Dat betekent dat de spontane naleving door de jongeren onder de huidige leeftijdsgrens zeer hoog is, maar de naleving door de verstrekkers van tabaksproducten laag. Het aantal geconstateerde overtredingen is gering. In 2011 heeft de NVWA 18 boeterapporten en 3 schriftelijke waarschuwingen opgemaakt. Er is sprake van een zeer groot aantal verkooppunten voor tabak. Overigens heeft de tabaksdetailhandel zich onlangs gecommitteerd aan verbetering van de naleving: dit jaar is gestart met een campagne om te voorkomen dat tabaksproducten worden verkocht aan jongeren onder de 16 jaar. Door bewustwording van winkeliers en controle van het legitimatiebewijs van personen jonger dan 20 jaar, wil detailhandel zorgen voor een effectievere naleving van de huidige leeftijdsgrens. Verhoging leeftijdsgrens naar 18 betekent dus geen nieuwe taak voor winkeliers, maar past binnen de bestaande plicht tot leeftijdscontrole.
Om de naleving door de verstrekkers van tabaksproducten te verbeteren, zal meer handhavingcapaciteit worden ingezet. Vanaf 2014 (het vermoedelijke tijdstip van inwerkingtreding van de nieuwe wettelijke leeftijdsgrens) zal het huidige leeftijdgrenzenteam alcohol van de NVWA worden ingezet op het terrein van tabak. Dit team werkt in 2013 nog ondersteunend aan gemeenten voor de Drank- en Horecawet. Een speciaal jongerenteam kan veel voorwerk doen voor de handhaving rookvrije horeca. Ook kan dit team worden ingezet bij de handhaving van de leeftijdgrens tabak van 18 jaar.

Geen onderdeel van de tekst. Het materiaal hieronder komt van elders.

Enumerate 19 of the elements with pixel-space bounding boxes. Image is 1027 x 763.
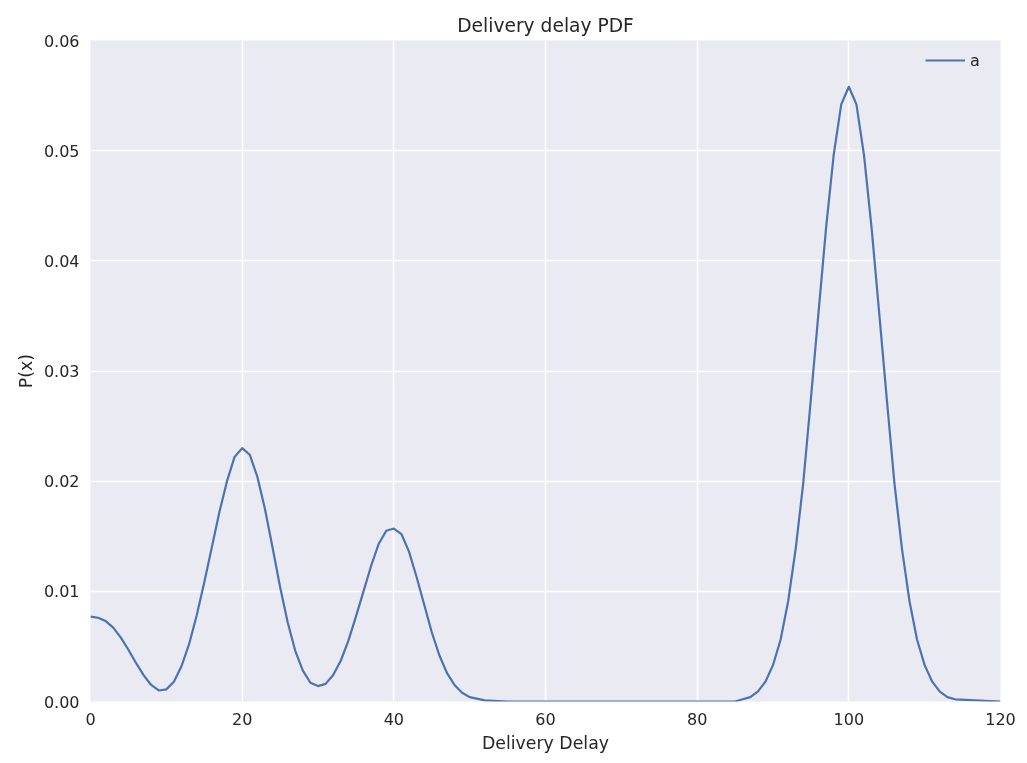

Het wetsvoorstel heeft geen gevolgen voor het milieu. Het wetsvoorstel heeft uiteraard wel beperkte gevolgen voor een kleine categorie burgers, namelijk de 16 tot 18-jarigen die anders dan nu geen tabaksproducten meer zullen kunnen kopen. Voor het bedrijfsleven vloeien uit de maatregel geen lastenverzwaringen voort. De (nieuwe) administratieve lasten die voor het bedrijfsleven aan de maatregel kleven, zijn zeer beperkt. Op de wettelijk reeds voorgeschreven leeftijdaanduidingen in winkels – meestal in de vorm van stickers – zal de aanduiding 16 vervangen moeten worden door 18.
-
4.Toetsing aan het VWEU
De verhoging van de minimumleeftijd naar achttien jaar roept de vraag op of deze de toetsing aan artikel 34 van het Verdrag betreffende de werking van de Europese Unie (VWEU) kan doorstaan. Artikel 34 VWEU eist opheffing van iedere beperking van het vrije verkeer van goederen, ook indien deze beperking zonder onderscheid geldt voor binnenlandse en buitenlandse producten. Alle maatregelen die de uitoefening van deze fundamentele vrijheden verbieden, belemmeren of minder aantrekkelijk maken zijn – volgens vaste jurisprudentie – als een dergelijke beperking te beschouwen. Naar het oordeel van de regering is de hier voorgestelde maatregel, zo die al handelsbelemmerend zou zijn, gerechtvaardigd met het oog op de bescherming van de volksgezondheid, een en ander overeenkomstig artikel 36 VWEU. Het roken van tabak leidt immers tot lichamelijke schade.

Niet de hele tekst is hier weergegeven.